Just looking around would have revealed that wasn’t true, but everyone was taking old statistics as gospel.
The last example is that of “plotting the results ad infinitum”. We see a trend and some poor statisticians will plot the results in the future. But trends rarely continue forever.
I see examples of this all time, and even intelligent authors don’t realize it makes no sense.
For example, when Goleman in “Working With Emotional Intelligence” said that each increase in EQ means an increase of x amount of income. But that makes no sense, because EQ is a bell curve, and you can’t keep adding points forever. Furthermore, adding 1 point when you’re around the middle is very significant. But adding one when you’re already more emotionally intelligent than anyone else will mean little because you’re already at the top.
Proper treatment cures a cold in 7 days. But left to itself it will hang on for a whole week.

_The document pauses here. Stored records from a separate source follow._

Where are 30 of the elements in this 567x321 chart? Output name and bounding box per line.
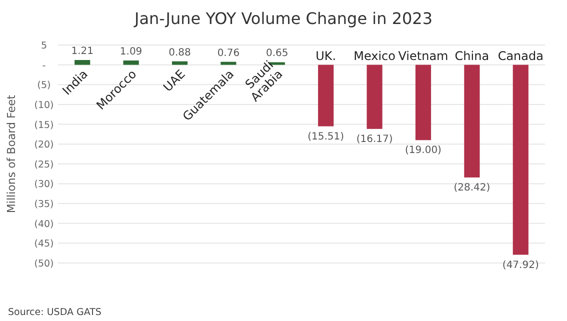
source-note: Source: USDA GATS <box>8 307 102 318</box>
x-tick-label: UK. <box>316 48 336 63</box>
y-tick-label: 5 <box>40 40 48 52</box>
x-tick-label: Vietnam <box>398 48 448 63</box>
y-tick-label: (5) <box>37 80 51 92</box>
data-label: (47.92) <box>502 260 539 271</box>
x-tick-label: China <box>454 48 490 63</box>
y-tick-label: (10) <box>34 100 54 111</box>
y-tick-label: (25) <box>34 159 54 170</box>
data-label: (15.51) <box>308 131 344 142</box>
y-tick-label: (30) <box>34 179 54 190</box>
x-tick-label: Canada <box>498 48 544 63</box>
y-tick-label: (40) <box>34 218 54 230</box>
data-label: 1.09 <box>120 46 142 58</box>
x-tick-label: Mexico <box>354 48 396 63</box>
y-tick-label: (35) <box>34 199 54 210</box>
data-label: (28.42) <box>454 182 490 194</box>
data-label: 1.21 <box>71 46 94 58</box>
data-label: (19.00) <box>405 145 442 156</box>
data-label: 0.65 <box>266 48 288 60</box>
data-label: (16.17) <box>356 134 393 145</box>
y-tick-label: - <box>42 60 46 72</box>
chart-title: Jan-June YOY Volume Change in 2023 <box>133 9 433 28</box>
data-label: 0.76 <box>217 48 240 59</box>
y-tick-label: (15) <box>34 120 54 131</box>
y-tick-label: (50) <box>34 258 54 270</box>
y-tick-label: (20) <box>34 140 54 151</box>
y-tick-label: (45) <box>34 238 54 250</box>
y-axis-title: Millions of Board Feet <box>5 94 18 214</box>
data-label: 0.88 <box>168 47 191 58</box>
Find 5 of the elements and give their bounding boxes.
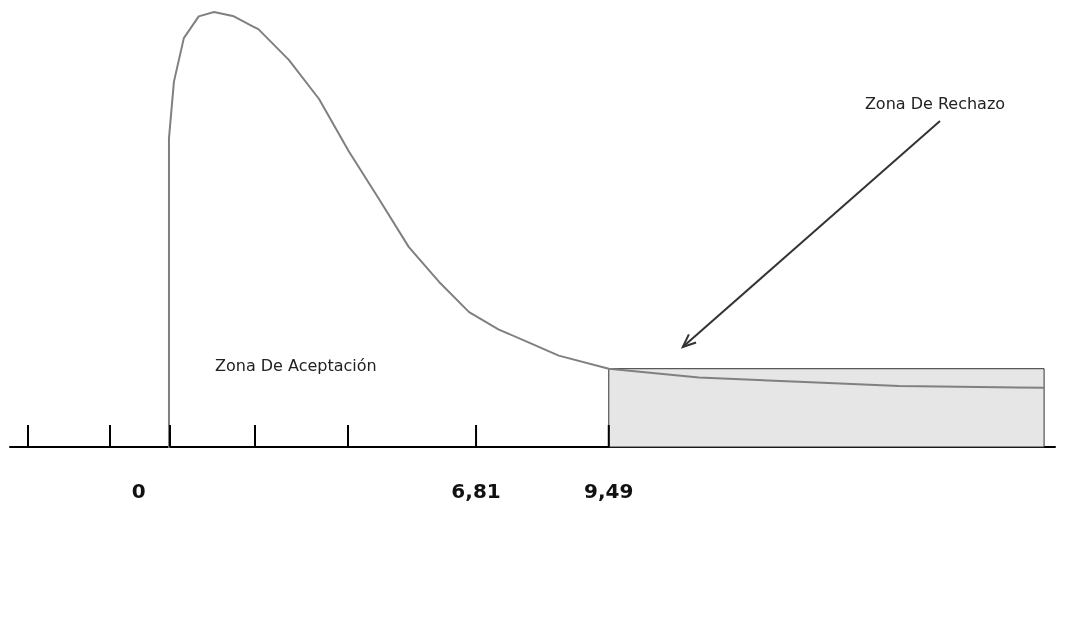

Always Critically Read Data
Don’t be ready to believe the numbers “because they’re numbers”. Anything can be bent to fit propaganda or a biased individual.
- Don’t Stop at The Criticism, Even Flawed Statistics Can Be Valuable
Some people start to learn how to apply critical thinking skills but stop at the first level of critical thinking.
Such as, they are able to pinpoint the limitation of this or that piece of evidence
But they don’t realize that even imperfect statistics can add some value compare to not having any statistics at all.
Even a flawed statistics might be a strong warning signal or it may capture an important trend.
For example, the author criticizes the statistics that women who attend college marry less than the national average while men who attend college marry more. Instead of dismissing that result, one should ask if that makes sense and why it’s happening.
- Great Education Against Cheats and Power Movers
The more people read books like this, the fewer the people that are easy to dupe and swindle.
And that will make for a better world to live in.
- Short and To The Point
No fluff, no repetition: I love it.
How to Lie with Statistics is a five stars, must-read book for those who aren’t aware of the pitfalls and “sneaky tricks” that hide behind statistics -ie.: most people-.
I believe that books such as “How to Lie with Statistics” will make for a better world because critical thinking skills are so crucial to an empowered, civil society.
The more people read it, the more we will we can think critically, assess claims better, buy better, and even vote better.
It’s also good for a psychological understanding in a way. With “How to Lie with Statistics” you will learn how our mind can unwittingly make wrong connections.
And, of course, it’s great for power moves. Because you will learn how unscrupulous researchers, companies, and journalists can willfully manipulate data to sway people.